Voor het afsluitende ‘Hasselt 4’ tenslotte is de groep in grote bezetting te horen. De tot dan toe totaal afwezige bandleider Evan Parker maakt zijn verloren tijd goed door een ingenieus samenspel met de elektronica dat gedurende meer dan tien minuten het slotstuk inleidt. Schaduwboksend draaien de twee componenten rond elkaar, waarbij de elektronica niet alleen voor eigen klanken zorgt, maar Parker zijn eigen geluid ook vervormd terugkrijgt. Hierdoor versmelten het akoestische en het elektronische helemaal, waardoor Parkers geluid haast vloeibaar wordt en hij bij momenten onder zijn eigen waterspiegel lijkt te duiken.
Wanneer de andere muzikanten bijkomen, zet zich een verfijnde slalombeweging in gang die de muziek langs heel wat muzikale tegenstellingen voert zonder de beweging te breken: van het brede, weidse steppegeluid van de blazers tot de krioelende combinatie van contrabas, piano en elektronica. De vloeiende bewegingen die het geluid zo maakt, zorgen niet alleen voor de nodige variatie, maar laat ook horen dat het ElectroAcoustic Ensemble als groot geheel even elegant kan bewegen als de kleinere formaties waarin het ervoor te horen was.
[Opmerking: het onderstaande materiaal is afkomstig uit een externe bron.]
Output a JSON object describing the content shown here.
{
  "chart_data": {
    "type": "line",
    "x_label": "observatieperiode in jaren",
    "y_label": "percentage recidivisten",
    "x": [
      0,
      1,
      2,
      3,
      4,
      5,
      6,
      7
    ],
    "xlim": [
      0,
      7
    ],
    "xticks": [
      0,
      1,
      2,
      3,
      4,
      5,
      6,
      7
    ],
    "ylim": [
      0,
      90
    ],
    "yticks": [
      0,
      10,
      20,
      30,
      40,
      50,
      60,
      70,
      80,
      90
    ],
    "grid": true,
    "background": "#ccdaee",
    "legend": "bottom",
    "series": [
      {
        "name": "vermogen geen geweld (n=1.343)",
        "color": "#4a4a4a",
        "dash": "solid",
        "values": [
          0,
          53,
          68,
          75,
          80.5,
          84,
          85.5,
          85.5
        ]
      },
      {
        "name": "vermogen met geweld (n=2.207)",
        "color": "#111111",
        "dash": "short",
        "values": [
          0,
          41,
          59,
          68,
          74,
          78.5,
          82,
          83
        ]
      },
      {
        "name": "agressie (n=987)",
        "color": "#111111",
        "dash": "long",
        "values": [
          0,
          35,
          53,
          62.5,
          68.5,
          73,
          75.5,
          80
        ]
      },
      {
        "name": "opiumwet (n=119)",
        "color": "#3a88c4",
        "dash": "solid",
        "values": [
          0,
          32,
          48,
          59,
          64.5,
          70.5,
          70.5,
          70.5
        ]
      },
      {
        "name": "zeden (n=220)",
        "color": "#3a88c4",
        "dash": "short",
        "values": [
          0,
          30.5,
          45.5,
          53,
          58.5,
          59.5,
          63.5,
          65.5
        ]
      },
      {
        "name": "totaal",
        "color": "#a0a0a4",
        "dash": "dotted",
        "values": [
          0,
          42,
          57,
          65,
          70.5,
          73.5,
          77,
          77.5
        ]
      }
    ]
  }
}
Zelfs het neerleggen van de muziek, niet zelden een gevaarlijk moment bij vrije improvisatie, is in deze laatste track van een even grote vanzelfsprekendheid als wanneer de groep in kleinere formatie speelt. Meer nog dan de cohesie ten gevolge van het “lang” samenspelen, spreekt hier de muzikaliteit van de individuele groepsleden. Een muzikaliteit die in groep niets van haar zeggingskracht verliest.